*Por: Giovanni Matos._
La Facultad de Ciencias Jurídicas y Políticas (FCJP) de la Universidad Autónoma de Santo Domingo (UASD) atraviesa un momento determinante. Los desafíos académicos, institucionales y humanos que enfrenta la Primada de América demandan autoridades capaces de unir, dialogar y dirigir con equilibrio, visión y respeto. En ese contexto, la candidatura de Martín Montilla Luciano para ocupar el decanato 2026-2030 representa para muchos docentes y sectores universitarios una propuesta basada en la capacidad, el consenso y la institucionalidad.
Martín Montilla no es visto únicamente como un aspirante a dirigir una facultad; es considerado por amplios sectores académicos como un hombre de trato respetuoso, abierto al diálogo y comprometido con el fortalecimiento de la convivencia universitaria. Su estilo de liderazgo ha estado marcado por la escucha, la concertación y el respeto a los derechos de los demás, elementos esenciales en una facultad donde convergen múltiples corrientes del pensamiento jurídico, político y social.
En tiempos donde muchas veces predominan las confrontaciones estériles y los intereses particulares, la FCJP necesita una gestión que pueda tender puentes entre profesores, estudiantes y empleados. Precisamente ahí radica una de las principales fortalezas de Montilla: su capacidad para construir consensos sin imponer, para dirigir sin atropellar y para defender las ideas sin irrespetar las diferencias.
Las actividades realizadas en los distintos recintos, centros y subcentros universitarios así lo confirman. En cada encuentro académico y docente, el respaldo hacia la propuesta encabezada por Martín Montilla ha ido creciendo entre profesores y profesoras que valoran la necesidad de una gestión más participativa, cercana y humana dentro de la Facultad de Ciencias Jurídicas y Políticas.
En sus palabras, Montilla ha dejado clara la visión que impulsa su proyecto universitario:
> “Junto a Jorge Asjana seguimos avanzando y construyendo una universidad más cercana, más humana y comprometida con las verdaderas transformaciones que necesita nuestra academia”.
Esa afirmación resume una filosofía de gestión basada en el diálogo permanente y en la construcción colectiva. La UASD no necesita improvisaciones ni figuras autoritarias; necesita administradores académicos capaces de interpretar las demandas de la comunidad universitaria y transformarlas en políticas concretas.
Uno de los aspectos más valorados de Martín Montilla es precisamente su respeto por las diferencias.

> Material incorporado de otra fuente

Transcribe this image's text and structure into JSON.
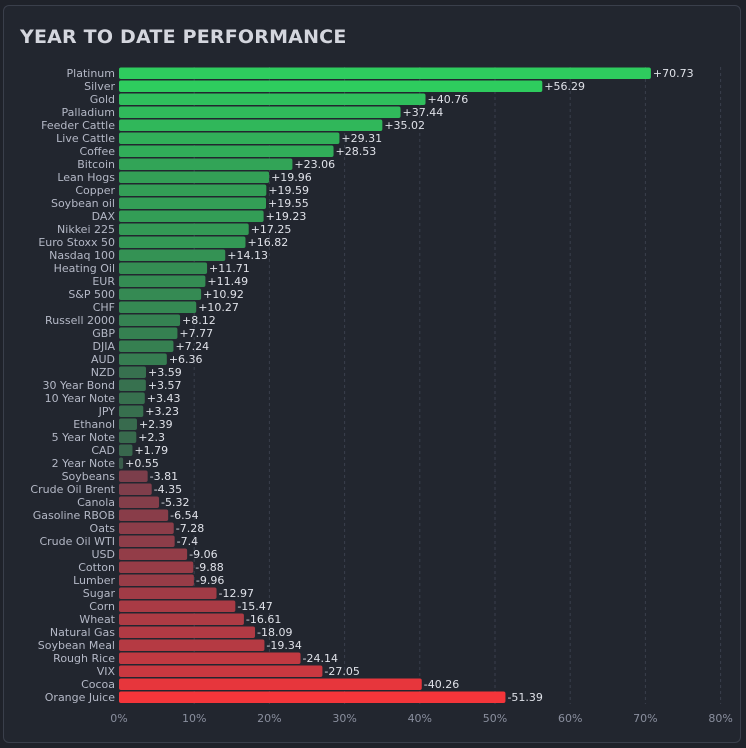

En una facultad donde convergen debates jurídicos, ideológicos y políticos intensos, dirigir respetando los derechos ajenos no es una simple virtud personal: es una necesidad institucional. La convivencia democrática dentro de la universidad depende en gran medida de autoridades que comprendan el valor de la pluralidad y el disenso.
Además, sectores docentes destacan su capacidad organizativa y su disposición permanente al diálogo como señales de madurez académica y política. Su candidatura ha logrado conectar con profesores que reclaman una gestión menos distante y más comprometida con las verdaderas necesidades de la facultad.
La FCJP requiere avanzar hacia procesos de modernización académica, fortalecimiento de la investigación, actualización curricular y defensa de la calidad docente. Pero ninguna transformación será sostenible si no existe un liderazgo capaz de generar confianza y unidad entre los diferentes sectores universitarios.
Por eso, para muchos maestros y maestras de la UASD, Martín Montilla representa hoy una opción viable y necesaria: un académico con capacidad de consenso, con visión institucional y con la disposición de dirigir respetando siempre la dignidad y los derechos de los demás.
La universidad pública dominicana necesita menos confrontación y más construcción colectiva. Y precisamente ahí parece descansar una de las principales razones por las cuales Martín Montilla debe de convertirse en el próximo Decano de la Facultad de Ciencias Jurídicas y Políticas de la UASD.